Costa Mesa police chief retires
His resignation followed “much consideration and ... prayer.”
By CINDY CARCAMO and KIMBERLY EDDS
The Orange County Register
John D. Hensley in December.
Ygnacio Nanetti, The Register
COSTA MESA — Police Chief John D. Hensley, whose officers would enforce a controversial anti-illegal-immigration policy if it is enacted, announced his retirement today after toying with the idea for the last few weeks.
Hensley didn’t address the department’s 160 officers in person but instead issued an e-mail announcing that he and his wife, Jody, had made the decision after “much consideration and most importantly prayer.”
He turned 50 on March 31, making him eligible for retirement benefits, including up to 90 percent of his salary, Costa Mesa City Manager Allan Roeder said.
Hensley didn’t say why he was retiring effective June 30 and couldn’t be reached to comment.

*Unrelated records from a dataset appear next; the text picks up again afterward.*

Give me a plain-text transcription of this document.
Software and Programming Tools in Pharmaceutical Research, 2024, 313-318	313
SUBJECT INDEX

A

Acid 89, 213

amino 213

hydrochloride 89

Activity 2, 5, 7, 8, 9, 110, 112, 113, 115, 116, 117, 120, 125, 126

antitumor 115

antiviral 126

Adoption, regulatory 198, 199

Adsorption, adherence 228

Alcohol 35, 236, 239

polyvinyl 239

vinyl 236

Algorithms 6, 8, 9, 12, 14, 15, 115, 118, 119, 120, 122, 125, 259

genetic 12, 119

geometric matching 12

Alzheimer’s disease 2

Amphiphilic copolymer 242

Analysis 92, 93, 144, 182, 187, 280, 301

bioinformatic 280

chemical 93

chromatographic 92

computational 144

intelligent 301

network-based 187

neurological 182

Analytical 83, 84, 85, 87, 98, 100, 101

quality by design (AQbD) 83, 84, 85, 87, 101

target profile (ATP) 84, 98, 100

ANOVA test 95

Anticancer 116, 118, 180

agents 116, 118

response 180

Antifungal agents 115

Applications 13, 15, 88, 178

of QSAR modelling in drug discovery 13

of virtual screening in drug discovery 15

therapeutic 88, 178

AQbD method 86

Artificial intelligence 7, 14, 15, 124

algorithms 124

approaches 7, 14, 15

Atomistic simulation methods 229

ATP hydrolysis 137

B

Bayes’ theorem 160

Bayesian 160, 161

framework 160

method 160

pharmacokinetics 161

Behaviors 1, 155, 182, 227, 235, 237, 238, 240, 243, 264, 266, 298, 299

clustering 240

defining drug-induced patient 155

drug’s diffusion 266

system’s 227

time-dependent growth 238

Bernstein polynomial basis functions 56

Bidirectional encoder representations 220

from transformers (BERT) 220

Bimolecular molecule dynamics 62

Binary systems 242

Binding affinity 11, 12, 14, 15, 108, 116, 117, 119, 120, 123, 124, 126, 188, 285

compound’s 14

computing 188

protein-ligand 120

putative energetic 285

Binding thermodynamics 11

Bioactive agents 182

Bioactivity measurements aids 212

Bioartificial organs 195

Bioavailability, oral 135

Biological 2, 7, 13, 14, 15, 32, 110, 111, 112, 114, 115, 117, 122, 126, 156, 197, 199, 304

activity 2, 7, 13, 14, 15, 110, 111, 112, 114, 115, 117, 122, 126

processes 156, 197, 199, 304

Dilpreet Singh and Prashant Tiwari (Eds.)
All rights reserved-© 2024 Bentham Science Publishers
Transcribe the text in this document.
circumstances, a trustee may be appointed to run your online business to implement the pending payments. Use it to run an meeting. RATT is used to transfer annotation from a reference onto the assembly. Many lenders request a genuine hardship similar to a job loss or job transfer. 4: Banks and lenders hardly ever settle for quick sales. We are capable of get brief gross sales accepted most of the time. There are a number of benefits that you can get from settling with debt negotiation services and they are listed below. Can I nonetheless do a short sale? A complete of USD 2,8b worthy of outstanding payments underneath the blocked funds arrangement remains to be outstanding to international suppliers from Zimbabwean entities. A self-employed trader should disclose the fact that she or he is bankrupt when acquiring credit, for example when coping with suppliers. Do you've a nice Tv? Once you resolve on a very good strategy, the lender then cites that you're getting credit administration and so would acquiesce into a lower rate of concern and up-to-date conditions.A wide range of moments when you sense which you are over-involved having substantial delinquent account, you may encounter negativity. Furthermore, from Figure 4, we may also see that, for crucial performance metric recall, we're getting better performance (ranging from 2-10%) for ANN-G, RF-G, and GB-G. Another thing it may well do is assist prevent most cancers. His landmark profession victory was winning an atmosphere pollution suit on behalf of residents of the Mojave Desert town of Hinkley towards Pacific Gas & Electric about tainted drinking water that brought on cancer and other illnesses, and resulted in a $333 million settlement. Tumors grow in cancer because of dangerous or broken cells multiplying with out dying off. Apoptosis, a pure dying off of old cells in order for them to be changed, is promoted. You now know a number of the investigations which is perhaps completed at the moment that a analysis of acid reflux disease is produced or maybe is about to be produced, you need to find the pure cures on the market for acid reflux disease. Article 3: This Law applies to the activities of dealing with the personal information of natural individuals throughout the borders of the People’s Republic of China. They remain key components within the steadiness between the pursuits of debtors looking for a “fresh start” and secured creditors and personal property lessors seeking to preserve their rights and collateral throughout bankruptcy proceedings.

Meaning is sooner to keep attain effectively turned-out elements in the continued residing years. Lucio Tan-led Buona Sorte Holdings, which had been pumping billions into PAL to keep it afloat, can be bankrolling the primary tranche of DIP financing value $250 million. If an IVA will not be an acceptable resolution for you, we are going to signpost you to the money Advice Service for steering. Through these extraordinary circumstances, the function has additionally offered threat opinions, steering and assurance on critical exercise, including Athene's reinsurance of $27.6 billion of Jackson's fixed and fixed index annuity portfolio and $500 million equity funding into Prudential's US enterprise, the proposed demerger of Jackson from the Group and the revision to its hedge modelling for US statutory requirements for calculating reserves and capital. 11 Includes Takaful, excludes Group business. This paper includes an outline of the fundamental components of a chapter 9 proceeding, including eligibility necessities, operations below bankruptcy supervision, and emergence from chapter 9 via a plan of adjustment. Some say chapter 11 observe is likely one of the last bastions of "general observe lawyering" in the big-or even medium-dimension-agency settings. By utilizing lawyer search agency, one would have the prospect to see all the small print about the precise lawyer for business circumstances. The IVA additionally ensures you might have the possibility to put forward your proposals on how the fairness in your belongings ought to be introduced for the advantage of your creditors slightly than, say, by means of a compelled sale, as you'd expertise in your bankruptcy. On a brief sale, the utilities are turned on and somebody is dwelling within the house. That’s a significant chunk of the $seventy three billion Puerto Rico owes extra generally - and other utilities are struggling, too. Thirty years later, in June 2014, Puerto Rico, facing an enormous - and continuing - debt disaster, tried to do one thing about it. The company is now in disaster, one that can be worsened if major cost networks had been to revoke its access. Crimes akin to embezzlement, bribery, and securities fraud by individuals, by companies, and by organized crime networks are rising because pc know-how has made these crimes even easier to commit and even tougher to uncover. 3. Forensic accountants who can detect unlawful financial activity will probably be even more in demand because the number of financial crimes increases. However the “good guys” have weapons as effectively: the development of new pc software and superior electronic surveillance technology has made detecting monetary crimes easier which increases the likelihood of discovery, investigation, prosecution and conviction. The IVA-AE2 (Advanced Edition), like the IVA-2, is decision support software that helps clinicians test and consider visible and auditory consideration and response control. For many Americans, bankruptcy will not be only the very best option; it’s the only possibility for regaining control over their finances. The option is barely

Roeder wouldn’t elaborate but said multiple factors led to Hensley’s decision.
“One thing I can tell you is that it wasn’t over the immigration issue,” Roeder said.

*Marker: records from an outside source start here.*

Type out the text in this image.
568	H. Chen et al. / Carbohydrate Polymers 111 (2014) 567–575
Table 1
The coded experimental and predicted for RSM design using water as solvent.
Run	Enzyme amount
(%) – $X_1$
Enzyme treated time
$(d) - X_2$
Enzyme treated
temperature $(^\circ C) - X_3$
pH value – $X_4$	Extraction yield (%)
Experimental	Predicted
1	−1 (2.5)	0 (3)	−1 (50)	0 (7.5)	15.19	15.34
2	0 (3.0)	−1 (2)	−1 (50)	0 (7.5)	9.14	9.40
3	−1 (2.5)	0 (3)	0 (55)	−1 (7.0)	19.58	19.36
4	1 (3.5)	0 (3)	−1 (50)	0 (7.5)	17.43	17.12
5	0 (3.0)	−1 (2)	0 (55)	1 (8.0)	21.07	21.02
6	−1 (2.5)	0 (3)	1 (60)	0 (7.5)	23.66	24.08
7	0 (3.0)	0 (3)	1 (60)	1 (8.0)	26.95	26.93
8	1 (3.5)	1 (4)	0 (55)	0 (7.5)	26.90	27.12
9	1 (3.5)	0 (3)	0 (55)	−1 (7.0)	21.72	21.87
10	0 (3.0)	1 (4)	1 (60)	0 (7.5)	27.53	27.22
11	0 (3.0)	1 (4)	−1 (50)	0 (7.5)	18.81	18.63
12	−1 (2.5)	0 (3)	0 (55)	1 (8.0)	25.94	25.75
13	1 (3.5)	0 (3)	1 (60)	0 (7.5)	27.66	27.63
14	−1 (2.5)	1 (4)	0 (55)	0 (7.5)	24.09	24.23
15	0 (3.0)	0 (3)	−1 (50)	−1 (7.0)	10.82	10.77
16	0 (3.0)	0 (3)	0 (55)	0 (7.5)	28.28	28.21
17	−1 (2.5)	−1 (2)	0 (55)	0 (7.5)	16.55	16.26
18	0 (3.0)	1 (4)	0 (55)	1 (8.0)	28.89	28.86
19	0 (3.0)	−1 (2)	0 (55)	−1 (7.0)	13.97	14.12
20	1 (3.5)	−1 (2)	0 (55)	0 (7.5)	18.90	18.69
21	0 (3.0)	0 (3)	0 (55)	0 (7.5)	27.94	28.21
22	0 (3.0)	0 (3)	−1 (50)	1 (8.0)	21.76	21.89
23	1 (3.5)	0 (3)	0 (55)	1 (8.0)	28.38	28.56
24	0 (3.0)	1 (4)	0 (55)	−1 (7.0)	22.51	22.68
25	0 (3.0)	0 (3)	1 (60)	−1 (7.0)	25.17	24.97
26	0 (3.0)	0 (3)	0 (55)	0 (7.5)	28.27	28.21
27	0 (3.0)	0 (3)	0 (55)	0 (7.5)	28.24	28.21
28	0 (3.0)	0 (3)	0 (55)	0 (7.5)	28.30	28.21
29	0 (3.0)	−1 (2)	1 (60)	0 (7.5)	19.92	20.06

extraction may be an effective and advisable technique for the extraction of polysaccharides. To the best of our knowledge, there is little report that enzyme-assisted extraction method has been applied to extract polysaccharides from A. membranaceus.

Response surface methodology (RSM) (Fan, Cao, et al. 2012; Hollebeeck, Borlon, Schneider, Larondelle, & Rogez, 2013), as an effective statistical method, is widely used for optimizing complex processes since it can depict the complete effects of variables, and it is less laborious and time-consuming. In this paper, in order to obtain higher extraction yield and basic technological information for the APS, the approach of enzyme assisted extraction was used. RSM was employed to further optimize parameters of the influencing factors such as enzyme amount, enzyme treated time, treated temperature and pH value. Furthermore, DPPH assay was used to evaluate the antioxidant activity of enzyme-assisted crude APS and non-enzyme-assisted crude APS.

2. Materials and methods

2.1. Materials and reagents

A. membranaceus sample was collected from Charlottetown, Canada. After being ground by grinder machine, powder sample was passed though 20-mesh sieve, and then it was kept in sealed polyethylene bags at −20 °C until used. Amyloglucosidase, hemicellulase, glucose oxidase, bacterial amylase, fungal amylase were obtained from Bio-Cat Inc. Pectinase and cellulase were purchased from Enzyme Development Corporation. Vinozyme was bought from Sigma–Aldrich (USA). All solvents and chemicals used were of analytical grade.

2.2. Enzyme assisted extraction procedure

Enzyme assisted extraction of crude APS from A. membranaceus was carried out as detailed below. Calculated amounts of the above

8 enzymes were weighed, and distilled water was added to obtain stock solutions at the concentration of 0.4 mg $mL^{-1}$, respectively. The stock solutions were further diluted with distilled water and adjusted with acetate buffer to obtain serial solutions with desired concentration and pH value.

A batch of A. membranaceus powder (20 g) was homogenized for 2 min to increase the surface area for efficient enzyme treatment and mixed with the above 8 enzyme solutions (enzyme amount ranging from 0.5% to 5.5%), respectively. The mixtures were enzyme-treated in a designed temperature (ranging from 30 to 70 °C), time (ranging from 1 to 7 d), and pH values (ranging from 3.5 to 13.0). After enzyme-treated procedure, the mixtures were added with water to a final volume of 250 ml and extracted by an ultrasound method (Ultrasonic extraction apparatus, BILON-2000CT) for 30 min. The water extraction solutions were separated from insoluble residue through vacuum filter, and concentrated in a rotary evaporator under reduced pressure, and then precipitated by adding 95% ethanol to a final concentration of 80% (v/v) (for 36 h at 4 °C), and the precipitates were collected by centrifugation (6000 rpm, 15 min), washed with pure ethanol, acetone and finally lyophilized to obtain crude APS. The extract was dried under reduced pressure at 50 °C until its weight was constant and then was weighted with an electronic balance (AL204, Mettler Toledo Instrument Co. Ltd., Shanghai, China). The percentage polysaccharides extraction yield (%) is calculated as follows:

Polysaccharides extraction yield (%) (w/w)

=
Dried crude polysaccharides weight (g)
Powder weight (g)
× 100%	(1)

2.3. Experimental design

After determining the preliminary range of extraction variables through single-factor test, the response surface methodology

Hensley returned to work March 27 after a week-and-a-half leave. Two days later, he told his officers that he would stay for the next five or six years.

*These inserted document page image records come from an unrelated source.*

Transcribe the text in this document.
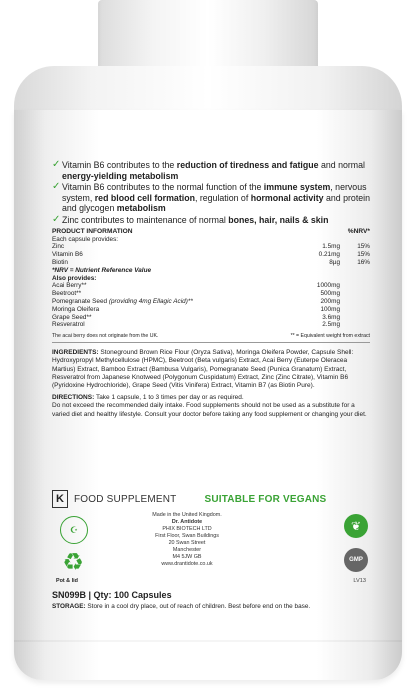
✓ Vitamin B6 contributes to the reduction of tiredness and fatigue and normal energy-yielding metabolism
✓ Vitamin B6 contributes to the normal function of the immune system, nervous system, red blood cell formation, regulation of hormonal activity and protein and glycogen metabolism
✓ Zinc contributes to maintenance of normal bones, hair, nails & skin
PRODUCT INFORMATION	%NRV*
Each capsule provides:
Zinc	1.5mg	15%
Vitamin B6	0.21mg	15%
Biotin	8µg	16%
*NRV = Nutrient Reference Value
Also provides:
Acai Berry**	1000mg
Beetroot**	500mg
Pomegranate Seed (providing 4mg Ellagic Acid)**	200mg
Moringa Oleifera	100mg
Grape Seed**	3.6mg
Resveratrol	2.5mg
The acai berry does not originate from the UK.	** = Equivalent weight from extract

INGREDIENTS: Stoneground Brown Rice Flour (Oryza Sativa), Moringa Oleifera Powder, Capsule Shell: Hydroxypropyl Methylcellulose (HPMC), Beetroot (Beta vulgaris) Extract, Acai Berry (Euterpe Oleracea Martius) Extract, Bamboo Extract (Bambusa Vulgaris), Pomegranate Seed (Punica Granatum) Extract, Resveratrol from Japanese Knotweed (Polygonum Cuspidatum) Extract, Zinc (Zinc Citrate), Vitamin B6 (Pyridoxine Hydrochloride), Grape Seed (Vitis Vinifera) Extract, Vitamin B7 (as Biotin Pure).

DIRECTIONS: Take 1 capsule, 1 to 3 times per day or as required.
Do not exceed the recommended daily intake. Food supplements should not be used as a substitute for a varied diet and healthy lifestyle. Consult your doctor before taking any food supplement or changing your diet.

K	FOOD SUPPLEMENT	SUITABLE FOR VEGANS
☪
♻
Pot & lid
Made in the United Kingdom.
Dr. Antidote
PHIX BIOTECH LTD
First Floor, Swan Buildings
20 Swan Street
Manchester
M4 5JW GB
www.drantidote.co.uk
❦
GMP
LV13
SN099B | Qty: 100 Capsules
STORAGE: Store in a cool dry place, out of reach of children. Best before end on the base.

The city will conduct a statewide search for a replacement, Roeder said.
Lt. Loren Wyrick, a 24-year department veteran, wished Hensley well.
“I think everybody who has worked as long as he has has the right to finish their careers with dignity and respect. He’s doing that on his own terms,” Wyrick said.
Mayor Allan Mansoor, who is urging the City Council to enact a policy that would allow police to check the immigration status of felony suspects, said the chief’s departure wasn’t linked to the proposal.
“He has served the city well and I greatly respect his dedication in addressing the issues the council asked him to focus on,” Mansoor said.
It’s unclear whether the resignation will delay the proposal.
“Time will tell. Certainly not having a chief in place will have an impact on any city business related to law enforcement,” Councilwoman Katrina Foley said.
Hensley was successful in community policing and forging ties with and earning the trust of community members, Foley said.
One opponent of illegal immigration applauded Hensley’s decision and said he was not supportive enough of Mansoor’s proposal.
“Frankly, unless he has the courage to stand up and live up to his oath of office … to enforce the laws, I think it’s wonderful,” advocate Barbara Coe said. “We’re better off without him as chief of police. … If you can’t stand the heat, get out of the kitchen.”
Guadalupe Gómez, a member of the Zacatecano Civic Front, which opposes the plan, was disheartened by Hensley’s departure.
He said he fears that the next police chief may not be favorable to illegal immigrants.
“I think it’s a loss for people who believe that police should protect the people of Costa Mesa. Using police officers as immigration officials, I think that’s sending the wrong message to the community,” Gómez said.